Schultz has earned a bit of a reputation for aggressive cost-cutting from his recent stint at Lundbeck, a desperately needed skill as TEVA is close to violating its debt covenants. We feel his background is well suited for the challenge that Teva poses in its current state—a view the board of Teva appears to agree with; hence the upfront payment of $20 million with an overall pay package worth 52 million dollars.

Asset Sales

Teva is in the midst of selling off a few non-core assets in an attempt to generate funds to pay down some of the $40 billion in debt currently on the company’s balance sheet. Coincidentally, Teva announced September 11th a deal had been agreed to with Cooper Surgical a division of Cooper Companies (COO) for the rights of its intrauterine device Paragard for $1.1 billion in cash. Cooper Companies is a leading manufacturer of medical devices, most notably in contact lenses and women’s health.

We feel the deal is an outstanding move for Cooper as Paragard will seamlessly blend with its existing line of women’s health products. The ability to acquire Paragard for cash further illustrates our preference for underleveraged balance sheets. Teva is not negotiating from a position of strength as prospective buyers are keenly aware of Teva’s need to raise cash; hence the acquirer can hold out for more favorable terms.

The stark difference was on display in the recent press release from Cooper Companies discussing the deal.

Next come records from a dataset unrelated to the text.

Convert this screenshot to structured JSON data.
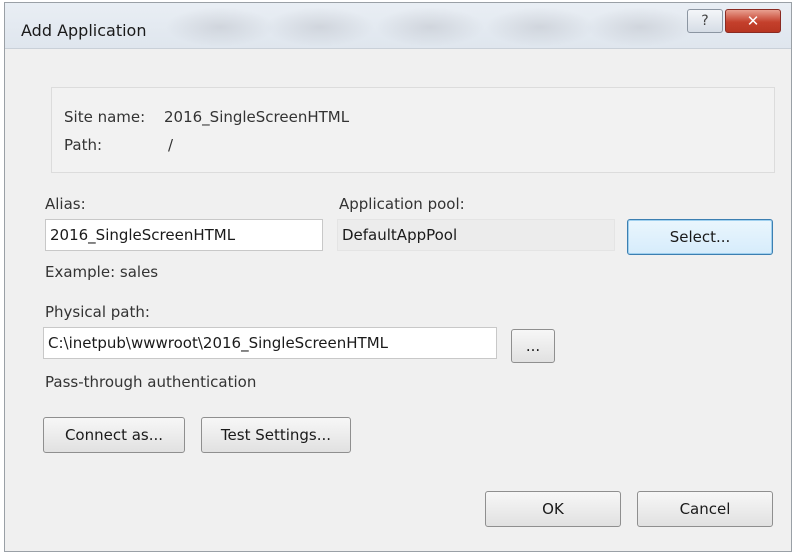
{
  "window": {
    "title": "Add Application",
    "help_label": "?",
    "close_label": "✕"
  },
  "site_info": {
    "site_name_label": "Site name:",
    "site_name_value": "2016_SingleScreenHTML",
    "path_label": "Path:",
    "path_value": "/"
  },
  "alias": {
    "label": "Alias:",
    "value": "2016_SingleScreenHTML",
    "example": "Example: sales"
  },
  "app_pool": {
    "label": "Application pool:",
    "value": "DefaultAppPool",
    "select_label": "Select..."
  },
  "physical_path": {
    "label": "Physical path:",
    "value": "C:\\inetpub\\wwwroot\\2016_SingleScreenHTML",
    "browse_label": "..."
  },
  "auth": {
    "label": "Pass-through authentication",
    "connect_label": "Connect as...",
    "test_label": "Test Settings..."
  },
  "footer": {
    "ok_label": "OK",
    "cancel_label": "Cancel"
  }
}
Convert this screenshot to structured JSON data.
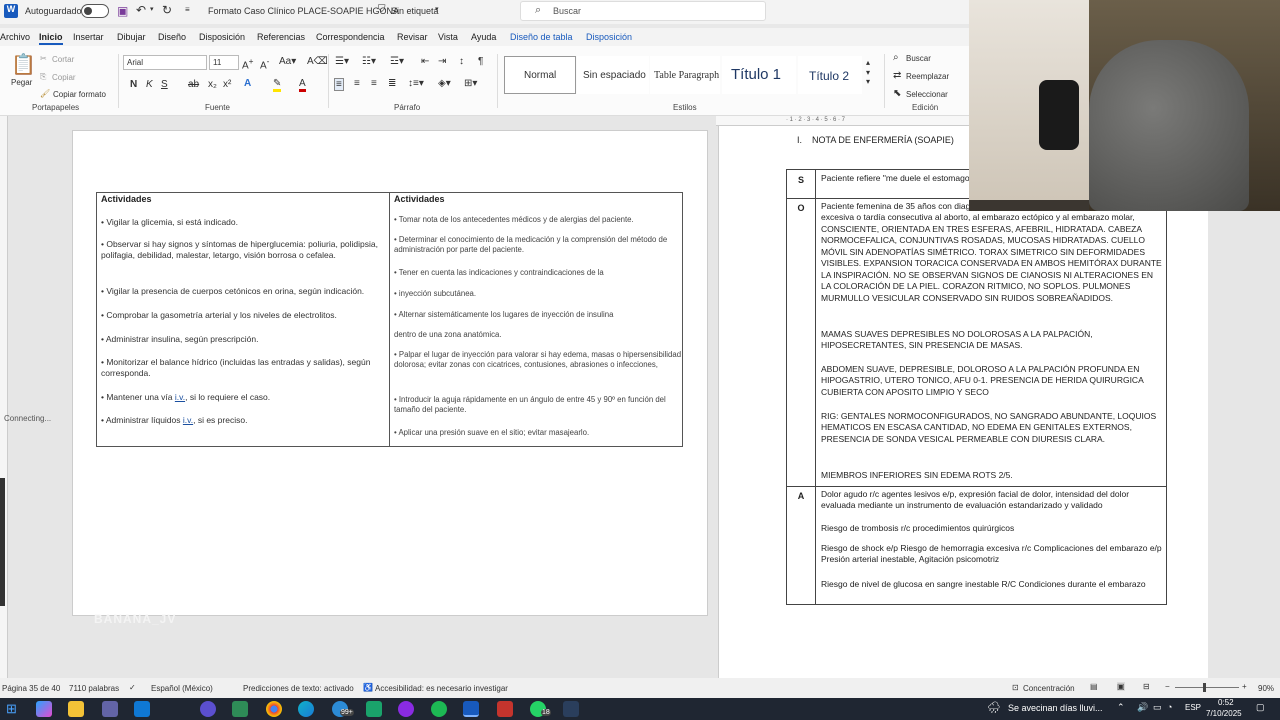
{
  "titlebar": {
    "autosave_label": "Autoguardado",
    "doc_title": "Formato Caso Clínico PLACE-SOAPIE HGONA",
    "sensitivity": "Sin etiqueta",
    "search_placeholder": "Buscar"
  },
  "menu": [
    "Archivo",
    "Inicio",
    "Insertar",
    "Dibujar",
    "Diseño",
    "Disposición",
    "Referencias",
    "Correspondencia",
    "Revisar",
    "Vista",
    "Ayuda",
    "Diseño de tabla",
    "Disposición"
  ],
  "ribbon": {
    "clipboard": {
      "paste": "Pegar",
      "cut": "Cortar",
      "copy": "Copiar",
      "format_painter": "Copiar formato",
      "group": "Portapapeles"
    },
    "font": {
      "name": "Arial",
      "size": "11",
      "group": "Fuente"
    },
    "paragraph": {
      "group": "Párrafo"
    },
    "styles": {
      "items": [
        "Normal",
        "Sin espaciado",
        "Table Paragraph",
        "Título 1",
        "Título 2"
      ],
      "group": "Estilos"
    },
    "editing": {
      "find": "Buscar",
      "replace": "Reemplazar",
      "select": "Seleccionar",
      "group": "Edición"
    }
  },
  "table1": {
    "header_left": "Actividades",
    "header_right": "Actividades",
    "left": [
      "• Vigilar la glicemia, si está indicado.",
      "• Observar si hay signos y síntomas de hiperglucemia: poliuria, polidipsia, polifagia, debilidad, malestar, letargo, visión borrosa o cefalea.",
      "• Vigilar la presencia de cuerpos cetónicos en orina, según indicación.",
      "• Comprobar la gasometría arterial y los niveles de electrolitos.",
      "• Administrar insulina, según prescripción.",
      "• Monitorizar el balance hídrico (incluidas las entradas y salidas), según corresponda.",
      "• Mantener una vía ",
      "• Administrar líquidos "
    ],
    "iv": "i.v.",
    "left_suffix_7": ", si lo requiere el caso.",
    "left_suffix_8": ", si es preciso.",
    "right": [
      "• Tomar nota de los antecedentes médicos y de alergias del paciente.",
      "• Determinar el conocimiento de la medicación y la comprensión del método de administración por parte del paciente.",
      "• Tener en cuenta las indicaciones y contraindicaciones de la",
      "• inyección subcutánea.",
      "• Alternar sistemáticamente los lugares de inyección de insulina",
      "dentro de una zona anatómica.",
      "• Palpar el lugar de inyección para valorar si hay edema, masas o hipersensibilidad dolorosa; evitar zonas con cicatrices, contusiones, abrasiones o infecciones,",
      "• Introducir la aguja rápidamente en un ángulo de entre 45 y 90º en función del tamaño del paciente.",
      "• Aplicar una presión suave en el sitio; evitar masajearlo."
    ]
  },
  "soap": {
    "heading_num": "I.",
    "heading": "NOTA DE ENFERMERÍA (SOAPIE)",
    "s_letter": "S",
    "s_text": "Paciente refiere \"me duele el estomago\"",
    "o_letter": "O",
    "o_text1": "Paciente femenina de 35 años con diagnóstico de aborto no especificado + Hemorragia excesiva o tardía consecutiva al aborto, al embarazo ectópico y al embarazo molar, CONSCIENTE, ORIENTADA EN TRES ESFERAS, AFEBRIL, HIDRATADA. CABEZA NORMOCEFALICA, CONJUNTIVAS ROSADAS, MUCOSAS HIDRATADAS. CUELLO MÓVIL SIN ADENOPATÍAS SIMÉTRICO. TORAX SIMETRICO SIN DEFORMIDADES VISIBLES. EXPANSION TORACICA CONSERVADA EN AMBOS HEMITÓRAX DURANTE LA INSPIRACIÓN. NO SE OBSERVAN SIGNOS DE CIANOSIS NI ALTERACIONES EN LA COLORACIÓN DE LA PIEL. CORAZON RITMICO, NO SOPLOS. PULMONES MURMULLO VESICULAR CONSERVADO SIN RUIDOS SOBREAÑADIDOS.",
    "o_text2": "MAMAS SUAVES DEPRESIBLES NO DOLOROSAS A LA PALPACIÓN, HIPOSECRETANTES, SIN PRESENCIA DE MASAS.",
    "o_text3": "ABDOMEN SUAVE, DEPRESIBLE, DOLOROSO A LA PALPACIÓN PROFUNDA EN HIPOGASTRIO, UTERO TONICO, AFU 0-1. PRESENCIA DE HERIDA QUIRURGICA CUBIERTA CON APOSITO LIMPIO Y SECO",
    "o_text4": "RIG: GENTALES NORMOCONFIGURADOS, NO SANGRADO ABUNDANTE, LOQUIOS HEMATICOS EN ESCASA CANTIDAD, NO EDEMA EN GENITALES EXTERNOS, PRESENCIA DE SONDA VESICAL PERMEABLE CON DIURESIS CLARA.",
    "o_text5": "MIEMBROS INFERIORES SIN EDEMA ROTS 2/5.",
    "a_letter": "A",
    "a_text1": "Dolor agudo r/c agentes lesivos e/p, expresión facial de dolor, intensidad del dolor evaluada mediante un instrumento de evaluación estandarizado y validado",
    "a_text2": "Riesgo de trombosis r/c procedimientos quirúrgicos",
    "a_text3": "Riesgo de shock e/p Riesgo de hemorragia excesiva r/c Complicaciones del embarazo e/p Presión arterial inestable,  Agitación psicomotriz",
    "a_text4": "Riesgo de nivel de glucosa en sangre inestable R/C Condiciones durante el embarazo"
  },
  "ruler_numbers": "· 1 · 2 · 3 · 4 · 5 · 6 · 7",
  "overlay": {
    "connecting": "Connecting...",
    "watermark": "BANANA_JV"
  },
  "status": {
    "page": "Página 35 de 40",
    "words": "7110 palabras",
    "language": "Español (México)",
    "predictions": "Predicciones de texto: activado",
    "accessibility": "Accesibilidad: es necesario investigar",
    "focus": "Concentración",
    "zoom": "90%"
  },
  "taskbar": {
    "weather": "Se avecinan días lluvi...",
    "lang": "ESP",
    "time": "0:52",
    "date": "7/10/2025",
    "badge_99": "99+",
    "badge_18": "18"
  },
  "colors": {
    "word_blue": "#185abd",
    "taskbar": "#1f2632"
  }
}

We found the following comment from Cooper in the news release discussing the deal as rather illuminating:

PARAGARD is currently sold only in the U.S. and had revenues of approximately $168 million for the trailing twelve-month period ending June 30, 2017. Excluding acquisition and integration related expenses and deal-related amortization, the transaction is expected to be accretive to Cooper’s gross and operating margins, and approximately $0.70 to $0.75 accretive to earnings per share in year one. The acquired business includes Teva’s manufacturing facility in Buffalo, NY, which exclusively produces the PARAGARD IUD.

We suspect Paragard had become a “forgotten non-core asset” with a lack of resources devoted to growing the top line. We feel an aggressive marketing push by Cooper will unlock the full potential of the asset. The synergies with Cooper’s legacy women’s health products is an added bonus from a sales rep perspective, as the existing workforce has built numerous long-standing contacts with practitioners which will remove initial resistance to full utilization of the product.

Outlook

We remain in wait-and-see mode pertaining to our view on TEVA. Though we are impressed with the background of the new CEO and feel the pace of asset sales may accelerate under his guidance, our concern remains the massive debt load coupled with generic price deflation that is sweeping through the generic drug industry.

Thus far, there is scant evidence the deflationary headwind is abating which underpins our caution in the sector. We feel the heavy lifting is ahead of TEVA but we will continue to monitor the story as it unfolds. TEVA does have the potential for re-inclusion to the newsletter portfolios as evident with the recent inclusion of Gilead Sciences (GILD) at a critical inflection point in the company’s history.

We are impressed with the saviness of the CEO of Cooper as we feel the company has made an outstanding deal for an asset that is in dire need of new leadership. As is often the case in today’s frothy market, the share price of Cooper is trading well above our fair value estimate at the time of this writing. In any case, we wanted to highlight the deal as we feel it is a meaningful event for both companies.

Independent healthcare and biotech contributor Alexander J. Poulos is long Gilead.